母に話を聞いてもらえなかった

実家

人と話しているとき、どちらか一方が話し続けているのはおかしなことです。誰でもこれは人に聞いてもらいたい、と思っていることがあるはずです。まったく人の言うことを聞かずに、自分のことだけを話している人とは、次に会いたいと思わないでしょう。

気がついたら母が変わっていた

しかし、私の母はあるときから私の言うことに一切耳を貸さなくなりました。別に喧嘩腰になっていて話を聞かないわけではありません。ただ、まるで私が話していないかのように、母は自分のことだけを話すのです。

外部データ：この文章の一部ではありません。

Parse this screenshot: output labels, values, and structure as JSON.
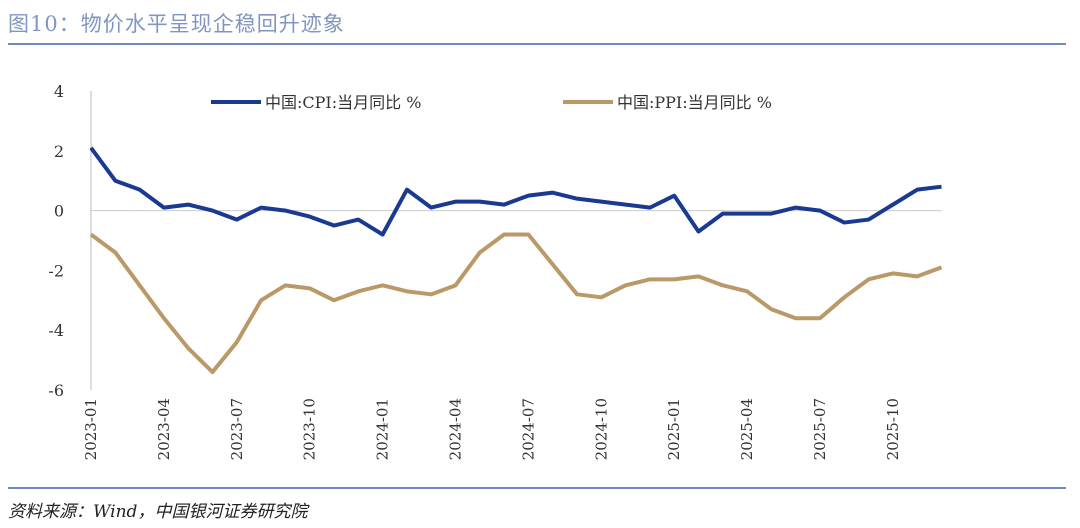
{
  "title": "图10：物价水平呈现企稳回升迹象",
  "source": "资料来源：Wind，中国银河证券研究院",
  "colors": {
    "cpi": "#1a3990",
    "ppi": "#b99968",
    "title": "#8096c2"
  },
  "chart_data": {
    "type": "line",
    "ylim": [
      -6,
      4
    ],
    "yticks": [
      4,
      2,
      0,
      -2,
      -4,
      -6
    ],
    "grid": false,
    "legend": "top",
    "x": [
      "2023-01",
      "2023-02",
      "2023-03",
      "2023-04",
      "2023-05",
      "2023-06",
      "2023-07",
      "2023-08",
      "2023-09",
      "2023-10",
      "2023-11",
      "2023-12",
      "2024-01",
      "2024-02",
      "2024-03",
      "2024-04",
      "2024-05",
      "2024-06",
      "2024-07",
      "2024-08",
      "2024-09",
      "2024-10",
      "2024-11",
      "2024-12",
      "2025-01",
      "2025-02",
      "2025-03",
      "2025-04",
      "2025-05",
      "2025-06",
      "2025-07",
      "2025-08",
      "2025-09",
      "2025-10",
      "2025-11",
      "2025-12"
    ],
    "xticklabels": [
      "2023-01",
      "2023-04",
      "2023-07",
      "2023-10",
      "2024-01",
      "2024-04",
      "2024-07",
      "2024-10",
      "2025-01",
      "2025-04",
      "2025-07",
      "2025-10"
    ],
    "series": [
      {
        "name": "中国:CPI:当月同比 %",
        "values": [
          2.1,
          1.0,
          0.7,
          0.1,
          0.2,
          0.0,
          -0.3,
          0.1,
          0.0,
          -0.2,
          -0.5,
          -0.3,
          -0.8,
          0.7,
          0.1,
          0.3,
          0.3,
          0.2,
          0.5,
          0.6,
          0.4,
          0.3,
          0.2,
          0.1,
          0.5,
          -0.7,
          -0.1,
          -0.1,
          -0.1,
          0.1,
          0.0,
          -0.4,
          -0.3,
          0.2,
          0.7,
          0.8
        ]
      },
      {
        "name": "中国:PPI:当月同比 %",
        "values": [
          -0.8,
          -1.4,
          -2.5,
          -3.6,
          -4.6,
          -5.4,
          -4.4,
          -3.0,
          -2.5,
          -2.6,
          -3.0,
          -2.7,
          -2.5,
          -2.7,
          -2.8,
          -2.5,
          -1.4,
          -0.8,
          -0.8,
          -1.8,
          -2.8,
          -2.9,
          -2.5,
          -2.3,
          -2.3,
          -2.2,
          -2.5,
          -2.7,
          -3.3,
          -3.6,
          -3.6,
          -2.9,
          -2.3,
          -2.1,
          -2.2,
          -1.9
        ]
      }
    ]
  }
}
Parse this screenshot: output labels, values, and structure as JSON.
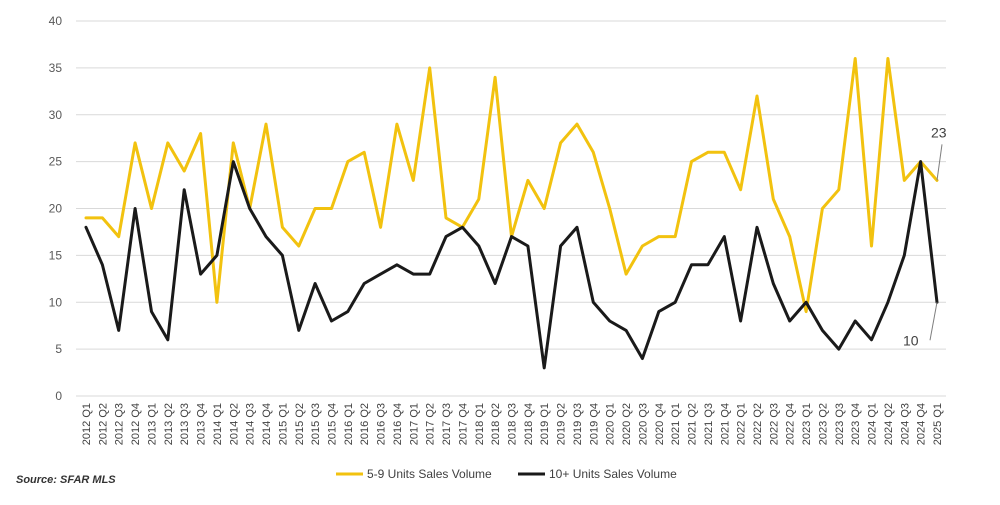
{
  "chart_data": {
    "type": "line",
    "ylim": [
      0,
      40
    ],
    "yticks": [
      0,
      5,
      10,
      15,
      20,
      25,
      30,
      35,
      40
    ],
    "grid": true,
    "legend_position": "bottom-center",
    "categories": [
      "2012 Q1",
      "2012 Q2",
      "2012 Q3",
      "2012 Q4",
      "2013 Q1",
      "2013 Q2",
      "2013 Q3",
      "2013 Q4",
      "2014 Q1",
      "2014 Q2",
      "2014 Q3",
      "2014 Q4",
      "2015 Q1",
      "2015 Q2",
      "2015 Q3",
      "2015 Q4",
      "2016 Q1",
      "2016 Q2",
      "2016 Q3",
      "2016 Q4",
      "2017 Q1",
      "2017 Q2",
      "2017 Q3",
      "2017 Q4",
      "2018 Q1",
      "2018 Q2",
      "2018 Q3",
      "2018 Q4",
      "2019 Q1",
      "2019 Q2",
      "2019 Q3",
      "2019 Q4",
      "2020 Q1",
      "2020 Q2",
      "2020 Q3",
      "2020 Q4",
      "2021 Q1",
      "2021 Q2",
      "2021 Q3",
      "2021 Q4",
      "2022 Q1",
      "2022 Q2",
      "2022 Q3",
      "2022 Q4",
      "2023 Q1",
      "2023 Q2",
      "2023 Q3",
      "2023 Q4",
      "2024 Q1",
      "2024 Q2",
      "2024 Q3",
      "2024 Q4",
      "2025 Q1"
    ],
    "series": [
      {
        "name": "5-9 Units Sales Volume",
        "color": "#F2C20F",
        "values": [
          19,
          19,
          17,
          27,
          20,
          27,
          24,
          28,
          10,
          27,
          20,
          29,
          18,
          16,
          20,
          20,
          25,
          26,
          18,
          29,
          23,
          35,
          19,
          18,
          21,
          34,
          17,
          23,
          20,
          27,
          29,
          26,
          20,
          13,
          16,
          17,
          17,
          25,
          26,
          26,
          22,
          32,
          21,
          17,
          9,
          20,
          22,
          36,
          16,
          36,
          23,
          25,
          23
        ]
      },
      {
        "name": "10+ Units Sales Volume",
        "color": "#1a1a1a",
        "values": [
          18,
          14,
          7,
          20,
          9,
          6,
          22,
          13,
          15,
          25,
          20,
          17,
          15,
          7,
          12,
          8,
          9,
          12,
          13,
          14,
          13,
          13,
          17,
          18,
          16,
          12,
          17,
          16,
          3,
          16,
          18,
          10,
          8,
          7,
          4,
          9,
          10,
          14,
          14,
          17,
          8,
          18,
          12,
          8,
          10,
          7,
          5,
          8,
          6,
          10,
          15,
          25,
          10
        ]
      }
    ],
    "annotations": [
      {
        "series": 0,
        "label": "23"
      },
      {
        "series": 1,
        "label": "10"
      }
    ]
  },
  "source": "Source: SFAR MLS"
}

一瞬、母がおかしくなったのかと思いましたが、話を聞いてもらえないこと以外は至って普通の母でした。私が母の話を聞いて返事をしているときには、まったく問題がありません。話を聞いてもらえないことも、私と2人のとき以外は問題にはなりませんでした。よく見ると、弟も母とそれほど話をしている様子はないし、私の夫も母とはそれほど話をしたことはないのでした。

私は自分が気にしすぎているんだ、と思いました。母も年を取ってきたから、昔と違ってきても仕方がない、と考えるようにしたのです。ただ、最初の違和感が強烈だったために、母に話を聞いてもらえなくなったという思いはそれからずっと、母が死ぬまで20年近くも続いたのです。

母とぶつかることもあった

もともと私と母はそれほど仲が良い親子ではありませんでした。父が病気で倒れて、母が一人で家計を支えていたため、母は忙しくイライラしていることも多かったのです。私が思春期の頃は進路の問題でぶつかり合いました。

大学を卒業後、通勤に不便だからという理由で私は一人暮らしを始めましたが、それは実家から離れたいという気持ちが強かったからしたことだと思います。母とは距離を取って穏やかな関係になったと思っていました。

それから私は結婚、出産と忙しくなりました。そしてそれらが一段落したときに、母が話を聞いてくれないと思うようになったのです。そうなってから思いましたが、ぶつかり合うということはお互いを見つめていないと、話をしないとできないことです。

話を聞いてもらえない、と感じても、表面的には私と母はぶつかり合っていたわけではありません。だから、穏やかな関係だったと言えますが、私はまるで私が話をしていないかのように振る舞う母を見ていると、とても嫌だった母とぶつかり合っていたときが懐かしいとすら感じたのです。

結局母との関係はそのままでした

そんな状態をどうしたら良いのか、と持て余しているうちに、子どもも成長して、一層私は実家に行く機会を失いました。母はあまり実家に寄り付かない私に対して寂しい気持ちを持っていたと思います。そしてそのうち、母の病気が発覚して、あれよあれよと言う間に悪化していき、亡くなってしまいました。

私と母の距離は埋まらないままでしたが、本当に距離があったのかどうかも、今はわかりません。弟にはこう言われました。

もともとお袋は思い込みが激しくて、自分勝手だったんだよ。一々気にしたって仕方がない。最期はあんなに看病したんだから、もういいんだよ。

違和感の正体はわからないまま

なんと言うか、最後まで手応えのない親子関係だったと思います。母が亡くなった今、母は私たちを一生懸命育ててくれたことはわかりますが、だからそれを懐かしいとかありがたいと実感することはできません。

私の感じた母への違和感は、果たして何だったのでしょうか。親子といえども、長い間離れて暮らしていたら、多少は仕方のないことだったのか、私と母の間には決定的な溝があったのか、今も私にはわかりません。こうなってしまっては仕方のないことですが、たまに母のことを考えると、あまりにも他人行儀な自分自身が寂しく感じられるのです。